The split column name in the training data. Defaults to automatic splitting.

Arguments

string_value is one of the columns in the training data and should be either a timestamp or string column. This column will be passed directly to AutoML Tables. In a string column, you specify rows to be used for training, validation, and testing using the TRAIN, VALIDATE, TEST, and UNASSIGNED values. For more information about how to use these values, see the AutoML Tables data split column. Timestamps will be treated as an AutoML Tables Time Column.

Supported inputs

The CREATE MODEL statement supports the following data types for input label and data split columns.

Supported data types for input label columns

BigQuery ML supports different Standard SQL data types depending on the model type. Supported data types for input_label_cols include:

Model type Supported label types
automl_regressor INT64
NUMERIC
FLOAT64
automl_classifier Any groupable data type

Supported data types for other columns

For columns other than the label column, any groupable data type is supported. The BigQuery column type will be used to determine the feature column type in AutoML Tables.

BigQuery type AutoML type
INT64
NUMERIC
FLOAT64
NUMERIC or TIMESTAMP if AutoML Tables determines that it is a unix timestamp
BOOL CATEGORICAL
STRING
BYTES
Either CATEGORICAL or TEXT, auto-selected by AutoML Tables.
TIMESTAMP
DATETIME
TIME
DATE
Either TIMESTAMP, CATEGORICAL, or TEXT, auto-selected by AutoML Tables.

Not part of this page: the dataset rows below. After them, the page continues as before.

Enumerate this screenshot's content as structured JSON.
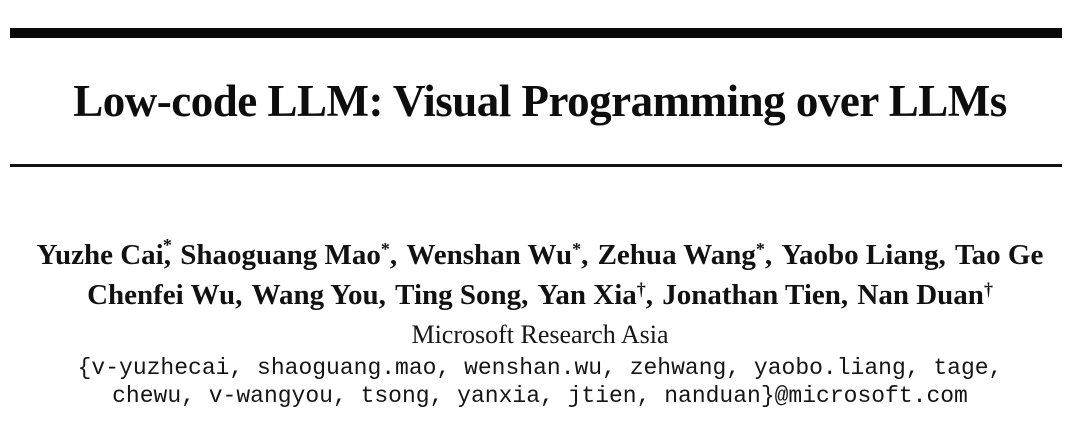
{
  "title": "Low-code LLM: Visual Programming over LLMs",
  "authors": {
    "line1": [
      {
        "name": "Yuzhe Cai",
        "mark": "*",
        "comma": ","
      },
      {
        "name": "Shaoguang Mao",
        "mark": "*",
        "comma": ","
      },
      {
        "name": "Wenshan Wu",
        "mark": "*",
        "comma": ","
      },
      {
        "name": "Zehua Wang",
        "mark": "*",
        "comma": ","
      },
      {
        "name": "Yaobo Liang",
        "mark": "",
        "comma": ","
      },
      {
        "name": "Tao Ge",
        "mark": "",
        "comma": ""
      }
    ],
    "line2": [
      {
        "name": "Chenfei Wu",
        "mark": "",
        "comma": ","
      },
      {
        "name": "Wang You",
        "mark": "",
        "comma": ","
      },
      {
        "name": "Ting Song",
        "mark": "",
        "comma": ","
      },
      {
        "name": "Yan Xia",
        "mark": "†",
        "comma": ","
      },
      {
        "name": "Jonathan Tien",
        "mark": "",
        "comma": ","
      },
      {
        "name": "Nan Duan",
        "mark": "†",
        "comma": ""
      }
    ]
  },
  "affiliation": "Microsoft Research Asia",
  "emails": {
    "line1": "{v-yuzhecai, shaoguang.mao, wenshan.wu, zehwang, yaobo.liang, tage,",
    "line2": "chewu, v-wangyou, tsong, yanxia, jtien, nanduan}@microsoft.com"
  }
}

To force a numeric column to be treated as categorical, CAST it to a BigQuery string. Arrays of supported types are allowed and will remain arrays during AutoML Tables training.

Limitations

CREATE MODEL statements for AutoML Tables models must comply with the following rules:

  • The input data to AutoML Tables must be between 1000 and 100 million rows, and less than 100 GB.
  • AXT and CMEK are currently not supported.
  • The models are not visible in the AutoML Tables UI, and not available for batch or online predictions in AutoML Tables.

CREATE MODEL examples

The following example creates models named mymodel in mydataset in your default project. It uses the public 'nyc-tlc.yellow.trips' taxi trip data available in BigQuery. The job takes approximately 3 hours to complete, including training, model compression, temporary data movement (to AutoML), and setup tasks.

Create the model

CREATE OR REPLACE MODEL project_id.mydataset.mymodel
       OPTIONS(model_type='AUTOML_REGRESSOR',
               input_label_cols=['fare_amount'],
               budget_hours=1.0)
AS SELECT
  (tolls_amount + fare_amount) AS fare_amount,
  pickup_longitude,
  pickup_latitude,
  dropoff_longitude,
  dropoff_latitude,
  passenger_count
FROM `nyc-tlc.yellow.trips`
WHERE ABS(MOD(FARM_FINGERPRINT(CAST(pickup_datetime AS STRING)), 100000)) = 1
AND
  trip_distance > 0
  AND fare_amount >= 2.5 AND fare_amount <= 100.0
  AND pickup_longitude > -78
  AND pickup_longitude < -70
  AND dropoff_longitude > -78
  AND dropoff_longitude < -70
  AND pickup_latitude > 37
  AND pickup_latitude < 45
  AND dropoff_latitude > 37
  AND dropoff_latitude < 45
  AND passenger_count > 0

Run predictions

SELECT * FROM ML.PREDICT(MODEL project_id.mydataset.mymodel, (
    SELECT * FROM `nyc-tlc.yellow.trips` LIMIT 100))

Supported regions

Training AutoML Tables models is not supported in all BigQuery ML regions. For a complete list of supported regions and multi-regions, see the Locations page.